The datasheet recommends that for a \$V_S\$ (source voltage) of \$24V_\mathrm{DC}\$, we add a series resistor (\$R_s\$) of \$9\mathrm{k}\Omega\$ between \$V_S\$ and \$V_{IN}\$. This makes sense to me. At \$24\mathrm{V}\$ source, the device has to regulate down to \$15\mathrm{V}\$, a drop of \$9\mathrm{V}\$. We now are able to drop the \$9\mathrm{V}\$ over the resistor, and at \$9\mathrm{k}\Omega\$, the current through the internal zener is \$1\mathrm{mA}\$.

1. This wouldn't deliver enough current if I need \$I_\mathrm{aux}\$ though, correct? We would need \$3.6\mathrm{k}\Omega\$ instead so we would have a total of \$2.5\mathrm{mA}\$.

2. Am I also limited to some voltage here, higher than \$24\mathrm{V}\$ but not necessarily the full \$48\mathrm{V}\$ that the device can accept? At \$48\mathrm{V}\$ we drop \$33\mathrm{V}\$ down to \$15\mathrm{V}\$, and that \$33\mathrm{V}/9\mathrm{k}\Omega = 3.66\mathrm{mA}\$ which is too much for the DRV110 to sink.

Things get weird, though, because the DRV110 has a wide input range (\$V_S\$ from 6 to \$48\mathrm{V_{DC}}\$) and I believe in the reference design they tried to add an external regulator for a more robust design. Below is the reference design's notes plus the schematic. Note that in the reference design, the \$I_\mathrm{aux}\$ was higher so the required current is more like \$9\mathrm{mA}\$:

"In the reference design, \$R_S = R_1 + R_2\$, and the minimum input voltage = \$19.4\mathrm{V}\$. Therefore, $$R_S = \frac{19.4 – 15}{ 1 + 0.11 + 8} = 480 \Omega.$$

The Zener diode \$D_1\$ clamps the voltage to \$20V\$ using the series resistor \$R_1\$. At a rated input voltage of \$24\mathrm{V_{DC}}\$, the Zener diode \$D_1\$ regulates the voltage to \$20\mathrm{V}\$. Then the drop across \$R_1\$ is \$4\mathrm{V}\$ and across \$R_2\$ is \$5\mathrm{V}\$. This drop ensures that \$R_1\$ takes most of the loads due to an increase in input voltage.

The above design values at the rated input voltage of \$24\mathrm{V_{DC}}\$ gives the ratio \$R_2/R_1 = 5/4\$, leading to \$R_2 = 300\Omega\$ and \$R_1 = 178\Omega\$. These values ensure that with the increase in input voltage, the current sinking of the DRV110 remains constant."

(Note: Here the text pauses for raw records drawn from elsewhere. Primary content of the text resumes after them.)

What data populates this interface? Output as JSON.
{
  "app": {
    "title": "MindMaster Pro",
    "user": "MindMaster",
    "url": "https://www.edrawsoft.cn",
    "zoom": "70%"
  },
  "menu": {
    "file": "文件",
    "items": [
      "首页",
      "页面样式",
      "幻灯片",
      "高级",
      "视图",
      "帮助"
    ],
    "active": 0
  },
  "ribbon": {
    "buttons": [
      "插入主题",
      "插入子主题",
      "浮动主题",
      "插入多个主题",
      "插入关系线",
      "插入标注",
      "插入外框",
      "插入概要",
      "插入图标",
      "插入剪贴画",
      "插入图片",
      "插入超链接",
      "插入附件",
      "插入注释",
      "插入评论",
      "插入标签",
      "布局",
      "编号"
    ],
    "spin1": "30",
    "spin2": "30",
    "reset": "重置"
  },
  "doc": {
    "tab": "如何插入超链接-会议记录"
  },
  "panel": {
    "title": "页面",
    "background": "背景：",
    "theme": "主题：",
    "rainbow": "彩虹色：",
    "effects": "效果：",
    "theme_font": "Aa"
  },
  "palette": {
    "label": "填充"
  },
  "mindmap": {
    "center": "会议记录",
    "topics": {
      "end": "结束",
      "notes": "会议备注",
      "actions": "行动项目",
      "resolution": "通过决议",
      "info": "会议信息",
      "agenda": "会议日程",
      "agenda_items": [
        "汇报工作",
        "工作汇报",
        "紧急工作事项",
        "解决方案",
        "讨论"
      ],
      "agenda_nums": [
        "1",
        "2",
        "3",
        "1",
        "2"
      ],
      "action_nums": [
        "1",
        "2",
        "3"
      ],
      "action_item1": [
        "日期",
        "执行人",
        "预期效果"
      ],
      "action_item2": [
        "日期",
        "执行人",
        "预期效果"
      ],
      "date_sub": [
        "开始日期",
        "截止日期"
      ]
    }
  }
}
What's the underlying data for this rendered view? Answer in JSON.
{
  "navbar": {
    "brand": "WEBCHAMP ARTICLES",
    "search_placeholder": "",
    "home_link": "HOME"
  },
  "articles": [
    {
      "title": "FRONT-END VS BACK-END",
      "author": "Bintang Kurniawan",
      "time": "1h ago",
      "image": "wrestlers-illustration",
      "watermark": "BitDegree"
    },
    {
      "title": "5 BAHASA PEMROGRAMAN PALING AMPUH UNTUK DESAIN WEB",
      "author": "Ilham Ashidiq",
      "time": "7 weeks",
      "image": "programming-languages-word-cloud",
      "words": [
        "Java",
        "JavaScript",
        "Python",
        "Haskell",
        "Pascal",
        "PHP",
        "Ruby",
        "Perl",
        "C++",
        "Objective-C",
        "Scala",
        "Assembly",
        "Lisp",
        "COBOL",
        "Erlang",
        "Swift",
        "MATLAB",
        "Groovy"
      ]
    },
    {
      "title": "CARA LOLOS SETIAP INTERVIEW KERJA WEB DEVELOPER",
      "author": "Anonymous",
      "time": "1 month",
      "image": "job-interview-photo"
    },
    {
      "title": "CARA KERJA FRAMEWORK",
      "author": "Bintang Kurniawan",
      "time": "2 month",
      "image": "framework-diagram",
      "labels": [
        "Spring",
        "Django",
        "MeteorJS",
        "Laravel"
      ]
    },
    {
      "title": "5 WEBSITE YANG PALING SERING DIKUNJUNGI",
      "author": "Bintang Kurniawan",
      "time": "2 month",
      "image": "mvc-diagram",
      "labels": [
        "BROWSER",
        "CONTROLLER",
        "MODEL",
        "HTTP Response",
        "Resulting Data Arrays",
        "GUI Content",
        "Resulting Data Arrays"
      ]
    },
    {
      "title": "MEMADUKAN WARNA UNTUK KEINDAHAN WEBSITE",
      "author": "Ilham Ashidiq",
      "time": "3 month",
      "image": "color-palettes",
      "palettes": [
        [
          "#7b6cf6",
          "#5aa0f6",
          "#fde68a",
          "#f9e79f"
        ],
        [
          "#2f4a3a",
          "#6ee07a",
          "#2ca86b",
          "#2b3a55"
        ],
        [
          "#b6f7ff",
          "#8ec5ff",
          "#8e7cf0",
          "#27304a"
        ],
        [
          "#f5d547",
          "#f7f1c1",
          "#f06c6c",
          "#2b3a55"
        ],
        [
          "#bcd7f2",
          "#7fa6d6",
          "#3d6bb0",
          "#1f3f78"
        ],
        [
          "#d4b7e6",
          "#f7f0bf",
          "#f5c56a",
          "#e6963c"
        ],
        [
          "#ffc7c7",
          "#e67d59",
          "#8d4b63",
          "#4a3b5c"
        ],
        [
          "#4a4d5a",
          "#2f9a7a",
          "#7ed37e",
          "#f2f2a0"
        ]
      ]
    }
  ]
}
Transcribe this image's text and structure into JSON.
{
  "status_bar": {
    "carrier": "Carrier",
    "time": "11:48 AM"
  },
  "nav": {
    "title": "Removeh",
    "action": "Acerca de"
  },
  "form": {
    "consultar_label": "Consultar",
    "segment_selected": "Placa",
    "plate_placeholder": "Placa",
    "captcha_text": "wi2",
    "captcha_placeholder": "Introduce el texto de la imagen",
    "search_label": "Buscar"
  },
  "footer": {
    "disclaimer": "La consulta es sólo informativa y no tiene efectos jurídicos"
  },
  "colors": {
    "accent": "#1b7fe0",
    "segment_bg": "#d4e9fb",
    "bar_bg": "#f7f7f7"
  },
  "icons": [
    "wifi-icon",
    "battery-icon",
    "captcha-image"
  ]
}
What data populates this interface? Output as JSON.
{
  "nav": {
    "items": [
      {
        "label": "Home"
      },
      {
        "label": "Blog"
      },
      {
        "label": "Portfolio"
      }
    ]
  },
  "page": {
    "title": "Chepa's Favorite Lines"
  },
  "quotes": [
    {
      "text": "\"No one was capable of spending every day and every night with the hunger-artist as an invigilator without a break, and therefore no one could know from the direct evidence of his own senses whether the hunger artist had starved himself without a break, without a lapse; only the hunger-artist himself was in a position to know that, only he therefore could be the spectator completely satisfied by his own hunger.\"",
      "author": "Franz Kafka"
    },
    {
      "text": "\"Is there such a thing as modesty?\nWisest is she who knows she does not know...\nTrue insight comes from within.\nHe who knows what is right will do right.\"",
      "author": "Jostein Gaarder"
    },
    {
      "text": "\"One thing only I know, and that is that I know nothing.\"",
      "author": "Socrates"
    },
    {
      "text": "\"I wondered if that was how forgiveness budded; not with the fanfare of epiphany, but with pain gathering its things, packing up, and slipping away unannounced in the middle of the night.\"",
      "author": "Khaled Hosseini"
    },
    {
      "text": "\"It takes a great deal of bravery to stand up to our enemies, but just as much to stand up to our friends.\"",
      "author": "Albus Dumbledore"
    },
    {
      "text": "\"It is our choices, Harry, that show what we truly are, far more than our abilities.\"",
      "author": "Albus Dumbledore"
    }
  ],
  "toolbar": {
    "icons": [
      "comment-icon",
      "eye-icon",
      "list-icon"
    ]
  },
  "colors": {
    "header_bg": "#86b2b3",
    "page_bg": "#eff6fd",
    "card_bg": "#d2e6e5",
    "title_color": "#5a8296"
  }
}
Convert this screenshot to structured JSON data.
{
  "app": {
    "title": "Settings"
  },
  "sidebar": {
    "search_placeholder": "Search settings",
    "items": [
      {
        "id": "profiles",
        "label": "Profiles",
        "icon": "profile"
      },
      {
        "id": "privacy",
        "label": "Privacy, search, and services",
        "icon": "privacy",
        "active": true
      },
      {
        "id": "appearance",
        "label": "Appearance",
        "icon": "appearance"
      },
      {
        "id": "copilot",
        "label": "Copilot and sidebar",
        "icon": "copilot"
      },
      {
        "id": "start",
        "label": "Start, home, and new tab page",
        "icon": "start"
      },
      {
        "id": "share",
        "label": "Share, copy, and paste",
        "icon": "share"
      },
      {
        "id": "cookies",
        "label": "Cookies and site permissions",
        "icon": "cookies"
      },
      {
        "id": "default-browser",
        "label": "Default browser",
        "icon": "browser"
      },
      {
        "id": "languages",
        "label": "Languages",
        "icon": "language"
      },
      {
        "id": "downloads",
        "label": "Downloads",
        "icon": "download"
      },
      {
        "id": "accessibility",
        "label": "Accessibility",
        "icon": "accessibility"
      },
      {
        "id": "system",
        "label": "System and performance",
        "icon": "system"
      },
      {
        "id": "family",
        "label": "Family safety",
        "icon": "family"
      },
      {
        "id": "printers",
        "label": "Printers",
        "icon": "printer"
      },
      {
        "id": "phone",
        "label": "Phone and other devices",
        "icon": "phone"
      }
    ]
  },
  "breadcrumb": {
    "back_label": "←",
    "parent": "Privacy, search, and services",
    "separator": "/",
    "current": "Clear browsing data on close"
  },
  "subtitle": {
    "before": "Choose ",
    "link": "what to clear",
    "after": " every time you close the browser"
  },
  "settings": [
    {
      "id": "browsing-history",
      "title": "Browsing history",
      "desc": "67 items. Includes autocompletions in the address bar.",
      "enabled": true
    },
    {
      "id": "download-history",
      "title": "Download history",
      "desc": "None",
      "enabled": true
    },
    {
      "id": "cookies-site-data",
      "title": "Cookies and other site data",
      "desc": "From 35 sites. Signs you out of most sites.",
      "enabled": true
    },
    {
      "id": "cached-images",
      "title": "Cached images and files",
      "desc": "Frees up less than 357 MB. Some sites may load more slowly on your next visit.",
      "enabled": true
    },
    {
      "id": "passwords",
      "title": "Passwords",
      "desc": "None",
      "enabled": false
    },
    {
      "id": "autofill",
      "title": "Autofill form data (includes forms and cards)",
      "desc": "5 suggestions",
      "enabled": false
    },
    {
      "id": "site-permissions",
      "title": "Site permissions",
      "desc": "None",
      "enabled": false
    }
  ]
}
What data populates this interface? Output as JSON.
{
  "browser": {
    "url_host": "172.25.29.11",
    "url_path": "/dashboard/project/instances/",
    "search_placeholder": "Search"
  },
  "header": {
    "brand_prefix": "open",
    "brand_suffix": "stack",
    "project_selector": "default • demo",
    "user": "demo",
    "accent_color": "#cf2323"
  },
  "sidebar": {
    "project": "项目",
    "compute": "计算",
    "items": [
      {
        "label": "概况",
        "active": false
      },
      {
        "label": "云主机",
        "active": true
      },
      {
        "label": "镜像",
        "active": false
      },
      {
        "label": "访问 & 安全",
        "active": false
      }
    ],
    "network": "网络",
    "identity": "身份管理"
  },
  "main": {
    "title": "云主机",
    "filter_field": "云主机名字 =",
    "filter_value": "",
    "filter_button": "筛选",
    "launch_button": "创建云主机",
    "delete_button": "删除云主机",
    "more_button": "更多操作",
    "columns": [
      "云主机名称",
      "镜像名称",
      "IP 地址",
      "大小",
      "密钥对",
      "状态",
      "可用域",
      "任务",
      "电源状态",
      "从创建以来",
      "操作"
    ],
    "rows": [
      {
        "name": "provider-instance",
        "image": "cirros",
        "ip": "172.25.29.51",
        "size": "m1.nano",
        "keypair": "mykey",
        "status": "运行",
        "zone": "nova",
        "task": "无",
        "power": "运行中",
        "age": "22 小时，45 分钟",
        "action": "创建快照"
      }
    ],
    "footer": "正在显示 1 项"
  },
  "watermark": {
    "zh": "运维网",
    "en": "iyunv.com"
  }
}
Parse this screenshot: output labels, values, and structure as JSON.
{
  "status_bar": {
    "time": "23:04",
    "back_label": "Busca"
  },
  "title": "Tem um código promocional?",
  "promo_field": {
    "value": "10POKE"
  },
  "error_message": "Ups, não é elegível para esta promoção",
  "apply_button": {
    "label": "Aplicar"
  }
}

^{simulate this circuit – Schematic created using CircuitLab}

I just don't understand the above logic.

3. Wouldn't the current to the DRV110 always be $$ \frac{(20-15)\mathrm{V}}{300\Omega} = 16.7\mathrm{mA}, $$ significantly more than the design called for?

Now say that the input voltage was lower (supposedly they designed this for as low as \$19.4\mathrm{V}\$). Let \$V_s = 21\mathrm{V_{DC}}\$. The current through \$R_1\$ is \$(V_s - 20\mathrm{V})/ 178\Omega\$ which would be \$5.6 \mathrm{mA}\$ and this is less than the current through \$R_2\$ which is fixed at \$16.7\mathrm{mA}\$.

4. Here, would \$D_1\$ stop clamping to \$20\mathrm{V}\$ and the current would be based on the series resistance of \$R_1 + R_2\$? In this scenario, that would be \$(21 - 15)\mathrm{V} / 478\Omega\$ which would be \$12.5\mathrm{mA}\$, again too high.

I think my understanding of the zener function and/or the IC current draw is flawed here. The network is supposed to be current limiting, so perhaps I need to stop thinking about it as determining the current draw? At this point I've been thinking about it too much and I'm not making any headway.

Thanks everyone!

Answer 1

1) Correct. $$R_S = \frac{V_{in}-15V} {1mA + I_{aux}} = \frac{24V-15V} {1mA + 1.5mA} = 3.6 k\Omega $$

2) At 48V, you should pick a different resistor. $$R_S = \frac{V_{in}-15V} {1mA + I_{aux}} = \frac{48V-15V} {1mA + 1.5mA} = 13.2 k\Omega $$

3) Yes. It's quite weird. The \$19.4V/24V \approx 4/5\$. But \$4/5*480\Omega = 384\Omega\$. And actually \$470\Omega\$ starts to make more sense. $$\frac{20V-15V}{470\Omega}=10.6mA = 8mA \text{ (for }I_{aux}) + 2.6mA \text{ (for } I_Q)$$ But that requires a big R1 and D1 at higher input voltages.

BTW, I didn't find a hard upper current limit for \$I_Q\$ in the datasheet, only a recommended. Maybe 8mA is allowed and the 300 Ohm works? But maybe it hits the thermal limit when exceeding 3mA?

4) Don't forget to subtract \$I_{aux}\$, but 4.5mA is still more than recommended

EDIT: based on replies
Page 5 shows the recommended values for \$I_Q\$, not the absolute maximum ratings.

An approach to estimate the maximum current is reasoning as follows: Were it a normal zener, the voltage would be clamped to 15V. For the case with the \$300\Omega\$ resistor, up to 8 mA flows through the zener. For a normal zener, this would yield a dissipation of 120mW. 120mW causes using a blunty approach a temperature rise of only \$R_{\theta JA} *120mW = 183.8 °C/W*120mW = 22°C \$.
This applies to a normal zener, but I think their implementation of the ideal zener will not much deviate from this dissipation (If it was worse, why did they not implement a real zener in the DRV110 in the first place??).

So, why the recommendation of max 3mA if it is not for limiting the power dissipation? Took some time, but I think it has to be explained as follows. The footnote says:

The device sinks up to 3 mA with the added supply current.

The device uses up to 3mA at max, not the zener! So, picking a too large \$R_S\$ might drop the supply voltage below the 15V, so the zener is disabled/not functioning. Normal zeners require a current to clamp at the rated voltage (zener datasheets show a test current), which is probably the reason a higher current should be choosen than the sum of \$I_Q+I_{drv}+I_{aux}\$.

But then, it's weird they use 1mA in their calculations, and not the max 3 mA.